In [1]:
import numpy as np
import pandas as pd
import os
import re
import string
from nltk.tokenize import word_tokenize
from nltk.corpus import stopwords
import random

In [None]:
# Reading every Sherlock Holmes adventure!

In [58]:
import os  # Import the os module to work with file paths

# Directory path where Sherlock Holmes stories are stored
story_path = "/home/arti/Downloads/archive/sherlock/sherlock"

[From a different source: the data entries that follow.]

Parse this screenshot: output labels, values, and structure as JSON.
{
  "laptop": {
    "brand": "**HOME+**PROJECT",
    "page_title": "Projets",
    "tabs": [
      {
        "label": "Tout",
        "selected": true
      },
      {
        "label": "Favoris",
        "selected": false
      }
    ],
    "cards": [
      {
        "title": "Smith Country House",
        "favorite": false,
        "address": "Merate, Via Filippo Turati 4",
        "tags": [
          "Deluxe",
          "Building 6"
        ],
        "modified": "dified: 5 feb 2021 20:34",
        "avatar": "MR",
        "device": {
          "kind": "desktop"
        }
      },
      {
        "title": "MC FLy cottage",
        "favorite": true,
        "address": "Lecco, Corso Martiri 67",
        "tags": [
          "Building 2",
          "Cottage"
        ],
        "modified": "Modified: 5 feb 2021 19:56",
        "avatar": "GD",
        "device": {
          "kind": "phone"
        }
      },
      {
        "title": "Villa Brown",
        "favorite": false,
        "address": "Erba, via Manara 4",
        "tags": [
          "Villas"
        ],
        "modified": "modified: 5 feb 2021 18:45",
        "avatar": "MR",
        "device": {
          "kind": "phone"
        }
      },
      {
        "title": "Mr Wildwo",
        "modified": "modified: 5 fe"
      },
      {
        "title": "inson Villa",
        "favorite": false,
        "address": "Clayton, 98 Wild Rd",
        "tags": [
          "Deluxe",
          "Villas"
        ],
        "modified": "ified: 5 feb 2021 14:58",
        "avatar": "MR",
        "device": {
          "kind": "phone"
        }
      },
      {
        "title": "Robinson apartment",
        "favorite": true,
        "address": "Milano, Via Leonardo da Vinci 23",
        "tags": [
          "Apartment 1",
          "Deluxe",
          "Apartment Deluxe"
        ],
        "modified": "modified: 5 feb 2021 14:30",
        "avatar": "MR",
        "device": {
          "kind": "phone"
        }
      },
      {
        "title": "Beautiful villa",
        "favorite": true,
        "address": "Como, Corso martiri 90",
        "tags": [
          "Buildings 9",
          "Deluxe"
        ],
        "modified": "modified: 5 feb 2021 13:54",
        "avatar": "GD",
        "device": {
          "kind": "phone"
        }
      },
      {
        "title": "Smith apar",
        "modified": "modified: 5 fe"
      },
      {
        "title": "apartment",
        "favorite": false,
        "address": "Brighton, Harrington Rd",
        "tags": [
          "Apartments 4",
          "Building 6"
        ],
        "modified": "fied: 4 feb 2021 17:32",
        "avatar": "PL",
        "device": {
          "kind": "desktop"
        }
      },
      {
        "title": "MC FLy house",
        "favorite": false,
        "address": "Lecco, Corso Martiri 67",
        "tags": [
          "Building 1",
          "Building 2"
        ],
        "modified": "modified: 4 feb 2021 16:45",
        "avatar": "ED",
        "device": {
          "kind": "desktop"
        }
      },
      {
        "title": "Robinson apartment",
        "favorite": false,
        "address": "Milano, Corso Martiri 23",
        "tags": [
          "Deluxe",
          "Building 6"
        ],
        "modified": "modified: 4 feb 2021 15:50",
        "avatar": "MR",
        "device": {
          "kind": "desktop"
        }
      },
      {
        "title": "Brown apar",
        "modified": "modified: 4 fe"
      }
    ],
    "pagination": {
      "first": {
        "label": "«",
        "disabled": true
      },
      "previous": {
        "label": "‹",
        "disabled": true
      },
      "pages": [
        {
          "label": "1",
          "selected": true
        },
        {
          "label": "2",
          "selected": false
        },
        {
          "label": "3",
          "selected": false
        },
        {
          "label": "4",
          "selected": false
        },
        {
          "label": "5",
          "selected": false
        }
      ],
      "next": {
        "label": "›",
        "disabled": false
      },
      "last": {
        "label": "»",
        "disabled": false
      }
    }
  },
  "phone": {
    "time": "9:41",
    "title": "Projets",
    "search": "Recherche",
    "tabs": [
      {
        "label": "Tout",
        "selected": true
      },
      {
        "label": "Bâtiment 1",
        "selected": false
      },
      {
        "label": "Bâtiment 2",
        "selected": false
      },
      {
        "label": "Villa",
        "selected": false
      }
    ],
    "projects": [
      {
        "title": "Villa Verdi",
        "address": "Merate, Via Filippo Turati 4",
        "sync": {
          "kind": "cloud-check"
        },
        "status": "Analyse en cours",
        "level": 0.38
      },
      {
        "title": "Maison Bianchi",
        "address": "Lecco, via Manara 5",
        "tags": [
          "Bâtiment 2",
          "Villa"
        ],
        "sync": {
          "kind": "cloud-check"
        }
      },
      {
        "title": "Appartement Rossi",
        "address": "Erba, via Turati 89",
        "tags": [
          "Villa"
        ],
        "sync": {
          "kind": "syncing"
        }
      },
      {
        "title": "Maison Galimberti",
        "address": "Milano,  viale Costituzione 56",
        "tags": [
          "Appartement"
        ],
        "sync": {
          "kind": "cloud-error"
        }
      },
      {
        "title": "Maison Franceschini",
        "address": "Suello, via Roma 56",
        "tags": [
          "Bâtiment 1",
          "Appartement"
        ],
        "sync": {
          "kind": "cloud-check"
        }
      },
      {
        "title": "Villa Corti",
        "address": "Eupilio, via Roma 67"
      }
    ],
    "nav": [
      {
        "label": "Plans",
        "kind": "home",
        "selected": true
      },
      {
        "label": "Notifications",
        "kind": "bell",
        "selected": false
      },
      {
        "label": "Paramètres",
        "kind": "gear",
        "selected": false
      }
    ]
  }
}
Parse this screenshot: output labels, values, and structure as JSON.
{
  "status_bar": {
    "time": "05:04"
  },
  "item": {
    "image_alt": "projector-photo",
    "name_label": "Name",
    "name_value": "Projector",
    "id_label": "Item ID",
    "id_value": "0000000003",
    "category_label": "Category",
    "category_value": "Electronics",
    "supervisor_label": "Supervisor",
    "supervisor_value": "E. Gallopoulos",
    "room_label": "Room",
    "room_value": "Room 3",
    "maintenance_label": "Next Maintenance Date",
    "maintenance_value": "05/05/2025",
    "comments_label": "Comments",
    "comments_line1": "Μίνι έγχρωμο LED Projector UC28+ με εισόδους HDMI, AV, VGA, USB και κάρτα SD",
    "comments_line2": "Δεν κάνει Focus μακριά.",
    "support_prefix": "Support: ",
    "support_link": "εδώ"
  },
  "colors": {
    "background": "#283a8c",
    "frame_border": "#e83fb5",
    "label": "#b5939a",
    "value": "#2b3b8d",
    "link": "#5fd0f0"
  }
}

# Function to read all Sherlock Holmes stories from the given directory
def read_all_stories(story_path):
    txt = []  # Initialize an empty list to store lines from the stories
    try:
        # Walk through the directory and its subdirectories
        for _, _, files in os.walk(story_path):
            for file in files:
                # Open each file in the directory
                with open(os.path.join(story_path, file), 'r') as f:
                    # Read each line in the file
                    for line in f:
                        line = line.strip()  # Remove leading and trailing whitespace
                        # Stop reading if the line is "----------"
                        if line == '----------':
                            break
                        # Add non-empty lines to the list
                        if line != '':
                            txt.append(line)
    except Exception as e:
        print("Error:", e)  # Print any errors that occur during file reading
    return txt  # Return the list of lines containing all the stories

# Call the function to read all stories and store them in the 'stories' variable
stories = read_all_stories(story_path)
#print(stories)
# Print the total number of lines collected
print("Number of lines =", len(stories))


Number of lines = 215021


In [None]:
#Cleaning the text

In [57]:
import re  # Import the regular expression module
from nltk.tokenize import word_tokenize  # Import word_tokenize from NLTK

# Function to clean text data
def clean_txt(txt):
    cleaned_txt = []  # Initialize an empty list to store cleaned words
    for line in txt:
        line = line.lower()  # Convert the line to lowercase
        line = re.sub(r"[,.\"\'!@#$%^&*(){}?/;`~:<>+=-\\]", "", line)  # Remove punctuation
        tokens = word_tokenize(line)  # Tokenize the line into words
        words = [word for word in tokens if word.isalpha()]  # Remove non-alphabetic tokens
        cleaned_txt += words  # Add the cleaned words to the list
    return cleaned_txt  # Return the list of cleaned words

# Clean the stories
cleaned_stories = clean_txt(stories)

# Print the total number of words in the cleaned stories
print("Number of words =", len(cleaned_stories))
#print(cleaned_stories)

Number of words = 2332247


In [None]:
## Creating the Markov Model¶

In [59]:
def make_markov_model(cleaned_stories, n_gram=2):
    # Initialize an empty dictionary to store the Markov model
    markov_model = {}
    
    # Iterate over the cleaned words, excluding the last n_gram + 1 words
    for i in range(len(cleaned_stories) - n_gram):
        # Initialize empty strings for the current state and next state
        curr_state, next_state = "", ""
        
        # Build the current state and next state by concatenating words
        for j in range(n_gram):
            curr_state += cleaned_stories[i + j] + " "
            next_state += cleaned_stories[i + j + 1] + " "
        
        # Remove trailing whitespace
        curr_state = curr_state.strip()
        next_state = next_state.strip()
        
        # If the current state is not in the Markov model, add it
        if curr_state not in markov_model:
            markov_model[curr_state] = {}
            markov_model[curr_state][next_state] = 1
        else:
            # If the current state exists, update transition counts
            if next_state in markov_model[curr_state]:
                markov_model[curr_state][next_state] += 1
            else:
                markov_model[curr_state][next_state] = 1
    
    # Calculate transition probabilities
    for curr_state, transition in markov_model.items():
        total = sum(transition.values())
        for state, count in transition.items():
            markov_model[curr_state][state] = count / total
        
    return markov_model


In [60]:
markov_model = make_markov_model(cleaned_stories)

In [61]:
print("number of states = ", len(markov_model.keys()))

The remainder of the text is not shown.